Tom miró la mano sin moverse y torció los labios a un lado.

–Pero con una condición.

–Ah… ¿Cuál?

–Tiene que ser algo típico. Algo originario de Nueva York.

–En ese caso, me has simplificado el trabajo diez veces —exclamó Lacey—. Porque eso significa que haré pizza y pastel de queso.

–No se puede comprar preparado —añadió Tom—. Todo tiene que estar hecho desde cero. Y sin ninguna ayuda a escondidas. Sin pedirle la masa a Paul.

–Oh, por favor —dijo Lacey, señalando al paquete de sal desechado de encima del mostrador—. Paul es la última persona a la que contrataría para ayudarme a hacer trampas.

Tom rio. Lacey acercó un poquito más la mano que tenía extendida hacia él. Él asintió con la cabeza para indicar que estaba satisfecho de que ella hubiera aceptado sus condiciones y, a continuación, le tomó la mano. Pero en lugar de darle un apretón, le dio un pequeño estirón, la acercó hacia él y la besó por encima del mostrador.

–Nos vemos mañana —murmuró Lacey, el hormigueo de los labios de él hacía eco en los suyos—. A través del escaparate, quiero decir. A no ser que tengas tiempo de venir a la subasta.

–Pues claro que voy a venir a la subasta —le dijo Tom—. Me perdí la última. Tengo que estar allí para apoyarte.

Ella sonrió.

–Genial.

Se dio la vuelta y fue hacia la salida, dejando a Tom con todo el jaleo de la masa.

En cuanto la puerta de la pastelería se cerró tras ella, bajó la mirada hacia Chester.
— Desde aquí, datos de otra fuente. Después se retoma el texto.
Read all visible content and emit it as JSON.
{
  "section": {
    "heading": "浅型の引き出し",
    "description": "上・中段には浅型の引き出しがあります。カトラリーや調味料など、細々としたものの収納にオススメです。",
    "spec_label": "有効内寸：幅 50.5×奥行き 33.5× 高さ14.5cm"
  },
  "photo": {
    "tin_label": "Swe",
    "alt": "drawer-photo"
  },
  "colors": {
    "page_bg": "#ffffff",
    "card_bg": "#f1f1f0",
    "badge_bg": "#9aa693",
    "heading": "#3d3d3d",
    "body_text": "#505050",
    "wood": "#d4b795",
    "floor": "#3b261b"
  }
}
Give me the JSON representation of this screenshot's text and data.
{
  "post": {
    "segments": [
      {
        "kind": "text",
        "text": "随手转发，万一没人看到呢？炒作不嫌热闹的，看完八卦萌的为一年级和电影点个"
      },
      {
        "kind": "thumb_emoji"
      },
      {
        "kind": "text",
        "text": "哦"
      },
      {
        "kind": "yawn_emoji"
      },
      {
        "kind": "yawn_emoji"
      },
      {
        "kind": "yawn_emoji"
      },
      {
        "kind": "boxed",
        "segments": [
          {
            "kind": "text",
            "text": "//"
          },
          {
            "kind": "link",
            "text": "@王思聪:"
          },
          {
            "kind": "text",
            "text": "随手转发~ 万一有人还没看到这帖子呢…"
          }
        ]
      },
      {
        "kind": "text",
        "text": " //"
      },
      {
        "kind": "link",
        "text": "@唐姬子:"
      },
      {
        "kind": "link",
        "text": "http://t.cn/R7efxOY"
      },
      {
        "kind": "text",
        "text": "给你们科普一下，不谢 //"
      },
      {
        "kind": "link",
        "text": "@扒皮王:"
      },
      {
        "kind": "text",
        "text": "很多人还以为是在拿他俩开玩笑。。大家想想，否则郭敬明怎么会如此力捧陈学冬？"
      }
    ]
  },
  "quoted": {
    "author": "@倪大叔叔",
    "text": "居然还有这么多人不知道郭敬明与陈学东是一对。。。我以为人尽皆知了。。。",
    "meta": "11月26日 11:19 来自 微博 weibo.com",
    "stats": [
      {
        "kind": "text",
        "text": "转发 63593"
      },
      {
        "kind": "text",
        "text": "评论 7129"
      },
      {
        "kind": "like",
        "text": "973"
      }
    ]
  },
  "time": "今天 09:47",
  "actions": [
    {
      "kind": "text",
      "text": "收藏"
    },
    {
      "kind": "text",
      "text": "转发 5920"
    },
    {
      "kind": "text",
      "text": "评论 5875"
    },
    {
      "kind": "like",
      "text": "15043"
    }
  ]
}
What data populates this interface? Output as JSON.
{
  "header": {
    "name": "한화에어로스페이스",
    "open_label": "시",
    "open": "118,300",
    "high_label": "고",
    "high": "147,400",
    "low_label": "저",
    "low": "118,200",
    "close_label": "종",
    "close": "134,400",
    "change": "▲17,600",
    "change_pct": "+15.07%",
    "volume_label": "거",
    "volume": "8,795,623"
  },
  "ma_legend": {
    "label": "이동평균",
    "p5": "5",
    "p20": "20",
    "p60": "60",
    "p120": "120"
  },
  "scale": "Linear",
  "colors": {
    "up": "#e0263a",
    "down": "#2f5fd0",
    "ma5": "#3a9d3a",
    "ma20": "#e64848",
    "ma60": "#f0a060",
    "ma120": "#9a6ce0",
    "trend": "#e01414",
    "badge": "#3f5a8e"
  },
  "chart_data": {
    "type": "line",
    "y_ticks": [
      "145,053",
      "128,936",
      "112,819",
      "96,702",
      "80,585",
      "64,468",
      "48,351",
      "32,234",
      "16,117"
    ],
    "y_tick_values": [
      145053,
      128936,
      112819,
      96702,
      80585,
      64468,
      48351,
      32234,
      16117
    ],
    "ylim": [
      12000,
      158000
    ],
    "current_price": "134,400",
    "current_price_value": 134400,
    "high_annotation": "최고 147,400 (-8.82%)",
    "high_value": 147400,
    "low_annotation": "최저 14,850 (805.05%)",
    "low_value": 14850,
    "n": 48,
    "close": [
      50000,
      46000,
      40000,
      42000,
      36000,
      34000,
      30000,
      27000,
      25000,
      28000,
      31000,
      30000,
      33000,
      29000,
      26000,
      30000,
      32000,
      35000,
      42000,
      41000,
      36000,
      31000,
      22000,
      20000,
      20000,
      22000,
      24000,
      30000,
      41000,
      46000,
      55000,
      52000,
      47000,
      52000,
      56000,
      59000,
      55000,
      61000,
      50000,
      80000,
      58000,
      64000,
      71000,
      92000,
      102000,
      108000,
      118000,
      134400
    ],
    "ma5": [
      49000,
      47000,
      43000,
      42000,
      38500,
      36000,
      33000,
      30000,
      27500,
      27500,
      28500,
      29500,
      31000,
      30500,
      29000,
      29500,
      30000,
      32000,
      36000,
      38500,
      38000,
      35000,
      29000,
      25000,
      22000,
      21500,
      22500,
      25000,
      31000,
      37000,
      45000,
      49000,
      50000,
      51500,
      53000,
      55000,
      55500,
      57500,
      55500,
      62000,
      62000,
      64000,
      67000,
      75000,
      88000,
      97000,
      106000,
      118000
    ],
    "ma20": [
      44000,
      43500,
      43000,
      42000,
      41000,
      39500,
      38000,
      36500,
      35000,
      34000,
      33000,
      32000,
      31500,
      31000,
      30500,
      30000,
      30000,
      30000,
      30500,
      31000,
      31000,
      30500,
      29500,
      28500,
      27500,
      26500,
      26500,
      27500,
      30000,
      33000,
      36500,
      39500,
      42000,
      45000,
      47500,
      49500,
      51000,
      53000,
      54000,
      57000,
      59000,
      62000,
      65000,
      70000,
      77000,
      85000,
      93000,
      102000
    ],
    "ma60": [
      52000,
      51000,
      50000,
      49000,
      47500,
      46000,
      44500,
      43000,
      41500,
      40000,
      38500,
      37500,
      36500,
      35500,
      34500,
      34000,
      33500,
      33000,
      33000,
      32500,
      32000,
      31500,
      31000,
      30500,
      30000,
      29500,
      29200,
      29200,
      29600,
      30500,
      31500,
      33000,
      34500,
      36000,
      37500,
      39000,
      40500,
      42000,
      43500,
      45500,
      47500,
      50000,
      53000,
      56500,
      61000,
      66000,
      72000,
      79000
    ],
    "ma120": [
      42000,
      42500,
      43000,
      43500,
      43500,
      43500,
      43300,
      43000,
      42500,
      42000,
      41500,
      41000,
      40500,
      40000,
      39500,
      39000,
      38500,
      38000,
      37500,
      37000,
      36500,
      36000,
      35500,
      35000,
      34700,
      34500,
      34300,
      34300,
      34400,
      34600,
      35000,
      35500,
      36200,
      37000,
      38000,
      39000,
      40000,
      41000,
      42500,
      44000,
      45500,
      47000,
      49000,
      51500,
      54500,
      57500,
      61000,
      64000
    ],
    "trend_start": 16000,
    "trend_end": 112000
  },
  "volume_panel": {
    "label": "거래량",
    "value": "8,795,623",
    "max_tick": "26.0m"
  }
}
–Ahora sí que me he metido en una buena —le dijo a su perro de aspecto perspicaz—. En serio, tendrías que haberme parado. Tirarme de la manga. Darme un golpecito con el morro. Lo que sea. Pero ahora tengo que hacer pizza desde cero. ¡Y un pastel de queso! Toma ya. —Golpeó la acera con el zapato con falsa frustración—. venga, tenemos que ir a comprar comida antes de ir a casa.

Lacey giró en dirección contraria a casa y bajó a toda prisa la calle principal hacia el pequeño supermercado (o «la tienda de la esquina», como Gina insistía en llamarla). De camino, puso un mensaje en el grupo de «Las Doyle».

«¿Alguien sabe hacer pastel de queso?»

Seguro que era el tipo de cosas que su madre sabría hacer, ¿verdad?

Después de no mucho tiempo oyó que sonaba una respuesta en su móvil y miró quién había contestado. Por desgracia, era su infamemente irónica hermana, Naomi.

«Tú no» —bromeó su hermana—. «Cómpralo precocinado y ahórrate las molestias.

Lacey escribió una respuesta rápidamente.